Slashdot Mirror
Leaked TISA Documents Reveal Privacy Threat
schwit1 writes with some Wikileaks-enabled news at Forbes about the Trade in Services Agreement, a treaty currently under negotiation between the U.S., the European Union and nearly two dozen other parties. Wikileaks' release of 17 documents from the negotiating countries puts some bad light on some of the provisions being considered: From the Forbes report: Under the draft provisions of the latest trade deal to be leaked by Wikileaks, countries could be barred from trying to control where their citizens' personal data is held or whether it's accessible from outside the country. ... These negotiating texts are supposed to remain secret for five years after TISA is finalized and brought into force. Like TTIP and TPP, TISA could be sped through Congress using Trade Promotion Authority (TPA), also known as fast-track authority, which has been passed by the US Senate and may be taken up in the House this month. Under TPA, Congress is barred from making amendments to the trade deals, and most simply give yes-or-no approval.
That's not what the Constitution says. A treaty does not have the same effect as the Constitution and its Amendments. Article VI says that the Constitution, Federal laws, and treaties are the supreme law of the land with regards to State constitutions and State laws. But clearly despite the grouping of the Constituion and Federal laws, Federal laws are not supreme over the Constitution, and the same goes for treaties. (In fact, treaties normally take effect via the passage of implementation laws - regular Federal laws - by the Congress.)
Not true.
The EU has similar rules. Data cannot leave or be processed outside the country without SOMEONE in the EU taking the fall for allowing it to happen should something go wrong.
EU data protection is pretty hard. Google, Microsoft etc. provide guarantees to EU governments that school data on their apps (e.g. Google Apps for Education/Government etc.) are never stored nor transmitted to non-EU datacentres. I know, because as part of my job, I have a legal duty to check that this is the case of any company I hand our pupil's data off to.
Just because we don't want US noses in our data doesn't mean we're being malicious. It just means we have a set of rules and if you're not prepared to follow those rules, you can't have our data. Rules like "We have a right to see the data stored on ourselves", "We have the right to correct that information if it's incorrect", "We have a right to know what's happening to our data and who processes it and for what purpose" and so on.

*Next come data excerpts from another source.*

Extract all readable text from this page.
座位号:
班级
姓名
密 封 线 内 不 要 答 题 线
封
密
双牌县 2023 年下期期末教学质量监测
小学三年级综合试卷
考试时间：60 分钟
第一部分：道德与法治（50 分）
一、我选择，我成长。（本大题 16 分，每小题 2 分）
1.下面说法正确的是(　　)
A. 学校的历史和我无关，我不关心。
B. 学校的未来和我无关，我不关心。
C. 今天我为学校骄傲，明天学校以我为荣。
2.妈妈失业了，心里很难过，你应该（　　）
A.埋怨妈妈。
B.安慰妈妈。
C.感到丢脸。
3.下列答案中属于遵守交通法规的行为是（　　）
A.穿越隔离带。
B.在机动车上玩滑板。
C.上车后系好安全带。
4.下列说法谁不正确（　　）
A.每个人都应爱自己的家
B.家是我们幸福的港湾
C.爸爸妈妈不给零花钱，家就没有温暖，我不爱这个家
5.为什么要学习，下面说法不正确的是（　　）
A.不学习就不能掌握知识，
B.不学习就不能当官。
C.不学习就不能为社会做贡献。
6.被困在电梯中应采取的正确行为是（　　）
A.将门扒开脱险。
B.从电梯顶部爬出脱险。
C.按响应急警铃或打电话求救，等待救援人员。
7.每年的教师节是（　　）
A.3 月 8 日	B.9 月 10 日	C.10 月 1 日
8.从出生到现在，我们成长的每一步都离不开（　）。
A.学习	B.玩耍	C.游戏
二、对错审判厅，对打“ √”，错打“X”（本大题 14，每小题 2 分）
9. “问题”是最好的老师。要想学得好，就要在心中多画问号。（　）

There's a reason that I cannot allow use of Apple iCloud on-site. Apple refuse to provide such guarantees. Therefore their cloud service is dead to us (for many other reasons as well, but that's just Apple). There's a reason that I cannot use a software supplier from Sri Lanka who wants our business - because they can't provide the correct guarantees of our data and thus I personally, can be held *LEGALLY* liable if they take our data and some of it leaks out (for the purposes of the EU data protection laws, leak of any personally-identifiable information can result in fines and prosecution with personal liability - personally-identifiable information might be, say, one name with, say, one date-of-birth. Game over).
Sorry, but there's a reason that Dropbox, Twitter, Facebook, Google, Microsoft and everyone else has an Irish datacenter - they have to control and process UK and EU user's data within the EU, according to strict laws, or risk enormous fines. The US divisions "demanding" access to the EU data is the impetus of the last year to separate the companies geographically so they can legally comply with EU regulations and not have to give data to the overbearing demands of the US court system that has no such jurisdiction.
We protect our data. Just because you don't, that doesn't make us terrorists or police states. In fact, it skews towards the exact opposite.